Lhassa, quadrillée par les forces de l'ordre, dimanche 16 mars 2006 © TF1/LCI 
Exclusif : Lhassa, en caméra cachée
Quelque cent personnes ont été tuées dans les violences survenues au Tibet, a affirmé lundi le Premier ministre tibétain en exil à Dharamsala, dans le nord de l'Inde, tandis que le Parlement des tibétains en exil annonce, lui, des "centaines" de tués depuis une semaine. "Le fait que de vastes manifestations qui ont débuté le 10 mars dans la capitale Lhassa et d'autres régions du Tibet aient entraîné la mort de centaines de Tibétains avec usage de la force (...) doit être porté à l'attention des Nations unies et de la communauté internationale", a indiqué le communiqué du Parlement en exil dans un communiqué, sans livrer aucun détail sur ce décompte.
Ce chiffre, invérifiable, est beaucoup plus élevé que celui fourni par les autorités chinoises qui ont avancé le nombre de 13 tués. Les conseillers du dalaï lama ont réaffirmé lundi avoir reçu la confirmation de 80 morts, parmi lesquels 26 personnes qui auraient été abattues samedi par les forces de sécurité chinoises près d'une prison de Lhassa. Plus mesuré que le Parlement, le Premier ministre du gouvernement tibétain en exil, Samdhong Rinpoché, a admis qu'il était "très difficile d'obtenir des chiffres précis". "Mais je pense que le bilan est presque proche du chiffre de 100 morts", a-t-il dit lors d'une conférence de presse.
Une enquête
Les autorités tibétaines assurent disposer d'informations "fiables" obtenues depuis le Tibet par des proches des familles et grâce à leurs propres réseaux d'informateurs.
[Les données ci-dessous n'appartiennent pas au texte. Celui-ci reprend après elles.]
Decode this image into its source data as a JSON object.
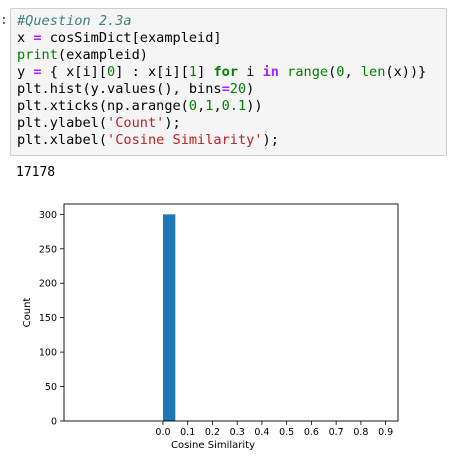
{
  "cell": {
    "prompt": ":",
    "code_lines": [
      [
        {
          "t": "comment",
          "v": "#Question 2.3a"
        }
      ],
      [
        {
          "t": "name",
          "v": "x "
        },
        {
          "t": "op",
          "v": "="
        },
        {
          "t": "name",
          "v": " cosSimDict[exampleid]"
        }
      ],
      [
        {
          "t": "builtin",
          "v": "print"
        },
        {
          "t": "name",
          "v": "(exampleid)"
        }
      ],
      [
        {
          "t": "name",
          "v": "y "
        },
        {
          "t": "op",
          "v": "="
        },
        {
          "t": "name",
          "v": " { x[i]["
        },
        {
          "t": "num",
          "v": "0"
        },
        {
          "t": "name",
          "v": "] : x[i]["
        },
        {
          "t": "num",
          "v": "1"
        },
        {
          "t": "name",
          "v": "] "
        },
        {
          "t": "kw",
          "v": "for"
        },
        {
          "t": "name",
          "v": " i "
        },
        {
          "t": "op",
          "v": "in"
        },
        {
          "t": "name",
          "v": " "
        },
        {
          "t": "builtin",
          "v": "range"
        },
        {
          "t": "name",
          "v": "("
        },
        {
          "t": "num",
          "v": "0"
        },
        {
          "t": "name",
          "v": ", "
        },
        {
          "t": "builtin",
          "v": "len"
        },
        {
          "t": "name",
          "v": "(x))}"
        }
      ],
      [
        {
          "t": "name",
          "v": "plt.hist(y.values(), bins"
        },
        {
          "t": "op",
          "v": "="
        },
        {
          "t": "num",
          "v": "20"
        },
        {
          "t": "name",
          "v": ")"
        }
      ],
      [
        {
          "t": "name",
          "v": "plt.xticks(np.arange("
        },
        {
          "t": "num",
          "v": "0"
        },
        {
          "t": "name",
          "v": ","
        },
        {
          "t": "num",
          "v": "1"
        },
        {
          "t": "name",
          "v": ","
        },
        {
          "t": "num",
          "v": "0.1"
        },
        {
          "t": "name",
          "v": "))"
        }
      ],
      [
        {
          "t": "name",
          "v": "plt.ylabel("
        },
        {
          "t": "str",
          "v": "'Count'"
        },
        {
          "t": "name",
          "v": ");"
        }
      ],
      [
        {
          "t": "name",
          "v": "plt.xlabel("
        },
        {
          "t": "str",
          "v": "'Cosine Similarity'"
        },
        {
          "t": "name",
          "v": ");"
        }
      ]
    ]
  },
  "output": {
    "text": "17178"
  },
  "chart_data": {
    "type": "bar",
    "bars": [
      {
        "x_start": 0.0,
        "x_end": 0.05,
        "count": 300
      }
    ],
    "bar_color": "#1f77b4",
    "xlim": [
      -0.4,
      0.95
    ],
    "ylim": [
      0,
      315
    ],
    "xticks": [
      "0.0",
      "0.1",
      "0.2",
      "0.3",
      "0.4",
      "0.5",
      "0.6",
      "0.7",
      "0.8",
      "0.9"
    ],
    "xtick_values": [
      0.0,
      0.1,
      0.2,
      0.3,
      0.4,
      0.5,
      0.6,
      0.7,
      0.8,
      0.9
    ],
    "yticks": [
      "0",
      "50",
      "100",
      "150",
      "200",
      "250",
      "300"
    ],
    "ytick_values": [
      0,
      50,
      100,
      150,
      200,
      250,
      300
    ],
    "xlabel": "Cosine Similarity",
    "ylabel": "Count",
    "grid": false
  }
}
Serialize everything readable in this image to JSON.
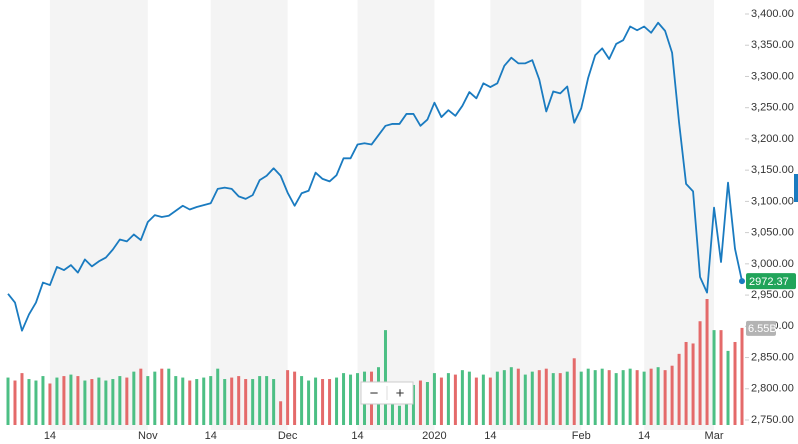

Mais ils reconnaissent aussi qu'il est difficile de dresser des bilans précis. Par exemple, "une personne nous a dit avoir compté 68 corps dans une morgue", mais cela n'a pas pu être confirmé, a expliqué dimanche un conseiller du dalaï lama, Tenzin Takhla.
Le Premier ministre Samdhong Rinpoché, qui se dit "impuissant", a réitéré un appel à une enquête internationale lancé la veille par le dalaï lama. "Nous demandons à la communauté internationale et aux Nations unies d'envoyer des délégations ou des commissions au Tibet", a-t-il dit. Le Parlement a affirmé avoir établi "un comité d'informations et de surveillance" destiné à rassembler les informations venant de la région autonome chinoise où les journalistes étrangers ne peuvent pas travailler librement.
"Ordre de tirer"
Le président du Parlement, Karma Chophel, a rappelé que la Chine avait fixé un ultimatum aux manifestants pour leur reddition et que, selon ses informations, "un ordre de tirer à vue avait été donné". Le Parlement tibétain en exil est une assemblée basée à Dharamsala, dans les montagnes du nord de l'Inde, où le dalaï lama a trouvé refuge en 1959 après le soulèvement raté contre le joug de Pékin à Lhassa. Formé en 1962, cet organe consultatif élit depuis 1990 le gouvernement en exil. Environ 100.000 exilés tibétains sont réfugiés en Inde.